One of the occupational hazards of believing you are a writer is to occasionally try to write something profound. Profundity comes to very few. I try to recognize this urge in myself as the ego-laden error it is. In forty years or so of skimming notebooks I have accumulated with writing I once considered profound, I don’t think I’ve found anything that qualifies yet.
Now and then I seem to have written something that made a little sense. I guess accomplishing that once or twice in life is not a bad score. I like a comment Gertrude Stein once made when asked to supply an answer to a question. Distracted by something else, she answered: “What is the question?” That certainly is the question. What IS the question? Where I was raised the question most often asked was whether I was in tune with the religion of my fellows.

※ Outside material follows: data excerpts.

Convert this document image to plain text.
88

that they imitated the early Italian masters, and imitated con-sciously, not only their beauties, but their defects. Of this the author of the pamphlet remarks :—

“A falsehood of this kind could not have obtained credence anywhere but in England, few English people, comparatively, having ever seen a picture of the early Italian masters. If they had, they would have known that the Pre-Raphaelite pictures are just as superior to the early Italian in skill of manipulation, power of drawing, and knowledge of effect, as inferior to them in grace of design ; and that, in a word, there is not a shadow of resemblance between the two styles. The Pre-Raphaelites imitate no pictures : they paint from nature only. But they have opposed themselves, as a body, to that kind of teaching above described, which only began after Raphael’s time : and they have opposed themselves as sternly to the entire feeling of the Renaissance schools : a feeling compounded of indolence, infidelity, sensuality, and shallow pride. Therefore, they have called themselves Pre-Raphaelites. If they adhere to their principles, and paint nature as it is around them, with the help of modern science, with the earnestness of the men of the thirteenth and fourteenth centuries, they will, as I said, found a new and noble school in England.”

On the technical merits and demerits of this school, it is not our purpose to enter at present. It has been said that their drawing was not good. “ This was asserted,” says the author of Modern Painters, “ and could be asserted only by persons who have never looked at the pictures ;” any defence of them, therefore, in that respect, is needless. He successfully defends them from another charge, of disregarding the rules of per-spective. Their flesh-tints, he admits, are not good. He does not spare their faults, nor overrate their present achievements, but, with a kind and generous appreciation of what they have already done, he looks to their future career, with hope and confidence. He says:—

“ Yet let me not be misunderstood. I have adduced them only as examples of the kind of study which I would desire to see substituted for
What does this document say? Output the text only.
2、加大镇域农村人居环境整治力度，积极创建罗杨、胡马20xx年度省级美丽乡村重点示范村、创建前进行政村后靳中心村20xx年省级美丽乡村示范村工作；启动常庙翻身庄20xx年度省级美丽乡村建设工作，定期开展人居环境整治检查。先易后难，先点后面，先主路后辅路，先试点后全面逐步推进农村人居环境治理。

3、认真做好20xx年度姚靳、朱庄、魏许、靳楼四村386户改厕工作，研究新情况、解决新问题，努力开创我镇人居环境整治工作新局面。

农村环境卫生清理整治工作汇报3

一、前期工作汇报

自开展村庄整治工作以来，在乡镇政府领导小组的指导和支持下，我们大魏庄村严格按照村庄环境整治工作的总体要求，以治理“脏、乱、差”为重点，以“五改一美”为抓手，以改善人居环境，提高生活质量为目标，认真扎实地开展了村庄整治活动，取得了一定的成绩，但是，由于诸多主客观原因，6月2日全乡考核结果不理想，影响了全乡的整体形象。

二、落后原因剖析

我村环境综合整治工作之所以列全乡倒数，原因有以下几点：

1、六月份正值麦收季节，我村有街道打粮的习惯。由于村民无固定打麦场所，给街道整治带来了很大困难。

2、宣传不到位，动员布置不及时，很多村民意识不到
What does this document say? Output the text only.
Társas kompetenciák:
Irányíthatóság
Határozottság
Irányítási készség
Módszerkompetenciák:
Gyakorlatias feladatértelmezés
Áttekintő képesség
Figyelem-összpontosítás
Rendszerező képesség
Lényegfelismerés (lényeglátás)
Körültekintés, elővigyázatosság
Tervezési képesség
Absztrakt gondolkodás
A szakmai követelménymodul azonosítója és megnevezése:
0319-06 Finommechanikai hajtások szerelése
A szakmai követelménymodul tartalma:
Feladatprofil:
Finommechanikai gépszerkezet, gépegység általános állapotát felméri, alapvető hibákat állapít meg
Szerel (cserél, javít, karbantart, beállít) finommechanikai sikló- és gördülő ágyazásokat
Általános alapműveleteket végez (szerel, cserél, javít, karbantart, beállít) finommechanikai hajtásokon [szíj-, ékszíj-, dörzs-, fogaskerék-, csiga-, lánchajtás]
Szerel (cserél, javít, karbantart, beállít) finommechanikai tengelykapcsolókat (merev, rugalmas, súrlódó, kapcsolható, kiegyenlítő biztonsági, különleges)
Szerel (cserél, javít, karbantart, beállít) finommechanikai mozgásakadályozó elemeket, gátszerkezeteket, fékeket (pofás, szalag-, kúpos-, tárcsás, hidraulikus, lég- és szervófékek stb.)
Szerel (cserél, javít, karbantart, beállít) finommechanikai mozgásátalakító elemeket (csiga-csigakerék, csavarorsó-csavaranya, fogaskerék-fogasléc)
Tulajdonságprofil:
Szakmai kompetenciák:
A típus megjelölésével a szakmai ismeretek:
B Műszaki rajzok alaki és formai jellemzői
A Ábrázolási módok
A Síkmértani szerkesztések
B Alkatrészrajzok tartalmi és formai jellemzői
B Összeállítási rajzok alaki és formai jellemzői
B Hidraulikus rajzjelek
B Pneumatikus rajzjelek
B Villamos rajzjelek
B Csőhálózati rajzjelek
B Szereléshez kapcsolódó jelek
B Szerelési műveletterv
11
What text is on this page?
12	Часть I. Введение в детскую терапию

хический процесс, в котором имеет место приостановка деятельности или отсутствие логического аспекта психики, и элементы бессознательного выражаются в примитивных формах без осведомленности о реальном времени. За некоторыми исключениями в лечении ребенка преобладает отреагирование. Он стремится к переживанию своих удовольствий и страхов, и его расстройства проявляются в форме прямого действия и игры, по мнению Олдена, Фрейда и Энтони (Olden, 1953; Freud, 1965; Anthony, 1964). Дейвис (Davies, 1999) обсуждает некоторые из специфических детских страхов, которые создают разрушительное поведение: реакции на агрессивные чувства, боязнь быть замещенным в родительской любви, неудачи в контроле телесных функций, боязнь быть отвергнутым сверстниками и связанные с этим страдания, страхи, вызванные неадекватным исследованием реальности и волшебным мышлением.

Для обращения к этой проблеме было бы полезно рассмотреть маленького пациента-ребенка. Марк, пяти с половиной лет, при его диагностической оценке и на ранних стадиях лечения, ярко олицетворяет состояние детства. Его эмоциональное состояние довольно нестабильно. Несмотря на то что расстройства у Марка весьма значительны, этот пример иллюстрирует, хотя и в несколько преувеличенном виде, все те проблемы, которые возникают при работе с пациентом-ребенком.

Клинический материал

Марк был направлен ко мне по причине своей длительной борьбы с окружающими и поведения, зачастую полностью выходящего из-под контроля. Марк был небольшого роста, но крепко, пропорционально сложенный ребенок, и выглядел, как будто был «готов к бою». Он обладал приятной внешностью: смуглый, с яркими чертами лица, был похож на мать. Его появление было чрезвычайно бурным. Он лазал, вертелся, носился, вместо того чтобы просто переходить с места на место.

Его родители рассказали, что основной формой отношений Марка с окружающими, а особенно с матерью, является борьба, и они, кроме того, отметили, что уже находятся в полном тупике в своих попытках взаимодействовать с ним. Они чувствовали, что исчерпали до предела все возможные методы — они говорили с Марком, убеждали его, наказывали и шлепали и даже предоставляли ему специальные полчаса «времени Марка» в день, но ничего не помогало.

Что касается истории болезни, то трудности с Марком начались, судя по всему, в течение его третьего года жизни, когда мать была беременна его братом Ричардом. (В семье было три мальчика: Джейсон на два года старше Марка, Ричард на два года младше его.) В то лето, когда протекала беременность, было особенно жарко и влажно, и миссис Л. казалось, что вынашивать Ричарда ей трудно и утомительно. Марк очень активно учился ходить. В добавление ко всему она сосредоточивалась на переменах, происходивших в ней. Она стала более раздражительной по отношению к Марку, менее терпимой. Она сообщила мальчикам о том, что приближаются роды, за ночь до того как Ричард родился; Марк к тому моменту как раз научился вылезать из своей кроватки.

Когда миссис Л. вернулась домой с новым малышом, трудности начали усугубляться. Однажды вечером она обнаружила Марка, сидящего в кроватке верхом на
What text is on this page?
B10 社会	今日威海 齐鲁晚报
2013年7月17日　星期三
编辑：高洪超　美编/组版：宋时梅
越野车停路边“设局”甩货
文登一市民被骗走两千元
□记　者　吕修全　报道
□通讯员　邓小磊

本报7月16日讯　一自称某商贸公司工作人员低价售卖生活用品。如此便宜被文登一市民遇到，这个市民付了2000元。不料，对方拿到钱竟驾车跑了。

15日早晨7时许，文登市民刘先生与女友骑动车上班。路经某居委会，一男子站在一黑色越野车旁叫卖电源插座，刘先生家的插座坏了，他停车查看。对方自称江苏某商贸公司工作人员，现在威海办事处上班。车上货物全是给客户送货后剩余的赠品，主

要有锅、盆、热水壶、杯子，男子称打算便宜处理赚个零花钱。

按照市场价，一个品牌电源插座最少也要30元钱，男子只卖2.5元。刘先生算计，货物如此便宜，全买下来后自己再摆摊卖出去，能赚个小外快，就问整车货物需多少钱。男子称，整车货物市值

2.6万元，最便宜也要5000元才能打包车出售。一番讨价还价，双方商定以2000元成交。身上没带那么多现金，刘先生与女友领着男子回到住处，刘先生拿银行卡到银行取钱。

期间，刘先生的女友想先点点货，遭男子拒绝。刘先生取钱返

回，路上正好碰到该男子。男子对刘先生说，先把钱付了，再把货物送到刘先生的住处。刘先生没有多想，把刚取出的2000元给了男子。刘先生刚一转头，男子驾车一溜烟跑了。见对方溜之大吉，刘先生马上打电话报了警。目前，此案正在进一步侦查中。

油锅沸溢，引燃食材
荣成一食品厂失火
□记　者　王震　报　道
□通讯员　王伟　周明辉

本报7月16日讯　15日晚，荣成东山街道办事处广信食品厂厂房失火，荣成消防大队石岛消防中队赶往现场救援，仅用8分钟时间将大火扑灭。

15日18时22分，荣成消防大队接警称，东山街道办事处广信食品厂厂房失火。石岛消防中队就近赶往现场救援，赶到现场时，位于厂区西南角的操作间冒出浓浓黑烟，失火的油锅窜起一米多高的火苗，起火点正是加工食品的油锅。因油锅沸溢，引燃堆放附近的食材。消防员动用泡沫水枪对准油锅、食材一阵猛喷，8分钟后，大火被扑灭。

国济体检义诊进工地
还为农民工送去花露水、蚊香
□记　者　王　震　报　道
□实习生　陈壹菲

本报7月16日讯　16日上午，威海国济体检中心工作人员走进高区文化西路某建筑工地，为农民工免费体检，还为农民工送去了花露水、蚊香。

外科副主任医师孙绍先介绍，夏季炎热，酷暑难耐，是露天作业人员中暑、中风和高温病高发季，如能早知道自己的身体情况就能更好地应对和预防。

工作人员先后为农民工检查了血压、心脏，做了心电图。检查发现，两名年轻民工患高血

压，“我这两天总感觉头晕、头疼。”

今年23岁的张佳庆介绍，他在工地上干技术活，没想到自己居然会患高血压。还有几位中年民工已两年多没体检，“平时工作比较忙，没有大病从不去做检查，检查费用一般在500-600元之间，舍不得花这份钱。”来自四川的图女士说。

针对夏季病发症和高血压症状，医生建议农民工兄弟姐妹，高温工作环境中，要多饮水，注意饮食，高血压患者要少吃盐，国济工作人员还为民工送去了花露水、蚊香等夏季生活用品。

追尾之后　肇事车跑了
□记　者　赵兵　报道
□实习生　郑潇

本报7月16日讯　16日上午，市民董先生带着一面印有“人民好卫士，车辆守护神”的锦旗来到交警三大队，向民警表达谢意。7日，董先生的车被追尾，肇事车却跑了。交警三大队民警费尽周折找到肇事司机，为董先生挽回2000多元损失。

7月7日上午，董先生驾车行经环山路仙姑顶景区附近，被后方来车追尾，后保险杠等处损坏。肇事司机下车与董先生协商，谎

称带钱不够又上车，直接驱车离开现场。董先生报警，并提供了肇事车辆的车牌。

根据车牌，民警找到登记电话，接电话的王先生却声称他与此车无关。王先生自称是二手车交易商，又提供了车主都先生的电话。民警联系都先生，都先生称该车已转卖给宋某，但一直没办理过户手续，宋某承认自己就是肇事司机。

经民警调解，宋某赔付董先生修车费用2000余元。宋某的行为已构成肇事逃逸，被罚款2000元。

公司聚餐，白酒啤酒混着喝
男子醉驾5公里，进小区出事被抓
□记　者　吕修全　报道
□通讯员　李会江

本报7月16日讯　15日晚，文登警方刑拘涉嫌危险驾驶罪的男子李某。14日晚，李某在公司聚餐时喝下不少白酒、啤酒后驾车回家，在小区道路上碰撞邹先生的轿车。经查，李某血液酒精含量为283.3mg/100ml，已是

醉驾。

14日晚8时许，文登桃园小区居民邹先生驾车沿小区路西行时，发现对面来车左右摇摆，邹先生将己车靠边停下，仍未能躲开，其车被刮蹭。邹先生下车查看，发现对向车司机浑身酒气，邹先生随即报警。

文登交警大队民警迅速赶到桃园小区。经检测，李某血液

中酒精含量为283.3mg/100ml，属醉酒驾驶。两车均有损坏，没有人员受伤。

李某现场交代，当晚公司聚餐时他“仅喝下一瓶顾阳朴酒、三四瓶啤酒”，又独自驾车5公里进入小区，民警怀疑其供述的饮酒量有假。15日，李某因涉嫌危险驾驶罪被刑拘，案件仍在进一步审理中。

Once when I responded that I was not, but rather believed something different, a man stopped doing business with me because I was not of his persuasion. That impressed me as a high form of intolerance. Comparing his attitude with, for instance, Buddhism’s reluctance to even assume a god exists obsessed with humans’ little lives, lends a touch of humility to one’s self absorbing existence.
Buddhists’ solid down-on-the-earth reality is refreshing. Their insistence on compassion for all living things is admirable. It proposes respect and courtesy to all, regardless of their beliefs. Tao te Ching, a Chinese philosopher, pins down the fallacy of profundity with a remark I believe I shall end this blog with: “Those who know do not talk. Those who talk do not know.”